С приближением Рождества Отто радостно докладывал Гиммлеру о положении в Галиции. Рейхсфюрер в ответ похвалил «прекрасную картину в Лемберге», покой и порядок [336]. Все это было достигнуто стараниями Отто, «гармоничным сотрудничеством между ним и компетентным Кацманом», писал Гиммлер, отмечая «реальную взаимопомощь администрации Отто, СС и полиции в дистрикте». Надеясь вскоре снова побывать в Лемберге, он направил копию этого письма своему заместителю обергруппенфюреру СС Карлу Вольфу, начальнику личного штаба Гиммлера, знакомому Отто еще по работе в Берлине [337].
Отто мог быть в курсе и другой, гораздо менее приятной новости, поступившей в конце года. «Нью-Йорк Таймс» сообщила о том, что польское правительство в изгнании обвинило десять ведущих нацистов в преступлениях на территории Польши. Первым в списке значился Ганс Франк [338], там же перечислялось еще несколько соратников Отто, включая Фридриха-Вильгельма Крюгера («террор и казни»), Одило Глобочника («истребление евреев») и Людвига Фишера («специализация — гетто в Варшаве»). Отто значился под номером 7 (его фамилия была указана с ошибкой) как «опозоривший себя истреблением польской интеллигенции». «Таймс» писала, что по его приказу сто университетских профессоров отправили в концлагеря; многие из них умерли, другие сошли с ума.
15. Майкл
Я часто размышляю о том, какой была жизнь в Лемберге при «гуманном» правлении Отто Вехтера. Этот город, родина моего деда, стал мне знаком. Работая над «Восточно-западной улицей», я узнал, что вся тамошняя родня Леона была перебита, но это оказалось не до конца верно. Через два года после выхода книги я получил любезное письмо от преподавателя инженерных наук из Лос-Анджелеса. «Прошу извинить меня за беспокойство, причиняемое этим нежданным посланием», — написал он и объяснил, что был удивлен, встретив в книге имя Натана Флашнера, дяди Леона. У Натана был сын Хенрик, отец автора письма, сбежавший из Лемберга, продолжал он.
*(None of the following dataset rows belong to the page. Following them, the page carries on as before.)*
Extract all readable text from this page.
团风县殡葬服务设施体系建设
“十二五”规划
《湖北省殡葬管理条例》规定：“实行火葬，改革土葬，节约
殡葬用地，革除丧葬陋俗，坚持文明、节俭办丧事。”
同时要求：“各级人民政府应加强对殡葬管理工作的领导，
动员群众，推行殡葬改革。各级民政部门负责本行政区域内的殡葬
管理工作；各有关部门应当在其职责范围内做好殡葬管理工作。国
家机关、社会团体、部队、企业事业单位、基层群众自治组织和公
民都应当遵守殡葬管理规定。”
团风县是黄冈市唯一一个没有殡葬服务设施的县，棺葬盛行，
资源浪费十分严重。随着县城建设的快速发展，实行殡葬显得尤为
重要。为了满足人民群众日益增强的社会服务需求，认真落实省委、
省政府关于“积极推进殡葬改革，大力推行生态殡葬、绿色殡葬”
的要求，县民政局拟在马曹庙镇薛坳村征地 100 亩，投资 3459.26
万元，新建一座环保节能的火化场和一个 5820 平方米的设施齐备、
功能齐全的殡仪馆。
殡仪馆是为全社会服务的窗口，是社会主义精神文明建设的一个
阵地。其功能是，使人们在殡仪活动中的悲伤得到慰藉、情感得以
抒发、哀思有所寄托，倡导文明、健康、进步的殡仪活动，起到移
Всю жизнь Хенрик искал других выживших, но Леона, своего двоюродного брата, так и не нашел.
Несколько лет назад меня познакомили в Нью-Йорке с еще одним живым свидетелем «гуманного управления» Лембергом, оставшимся в живых на подконтрольной Отто территории, где погибло более миллиона человек. Сегодня Майкл Кац — заслуженный врач-педиатр. Он приехал во Львов с родителями в конце 1939 года, когда Варшаву заняли немцы, и поселился в квартире своих дедушки и бабушки на Яновской улице. Он запомнил, как изменилась жизнь летом 1941-го с началом немецкой оккупации и как спустя несколько месяцев его заставили надеть белую нарукавную повязку со звездой Давида.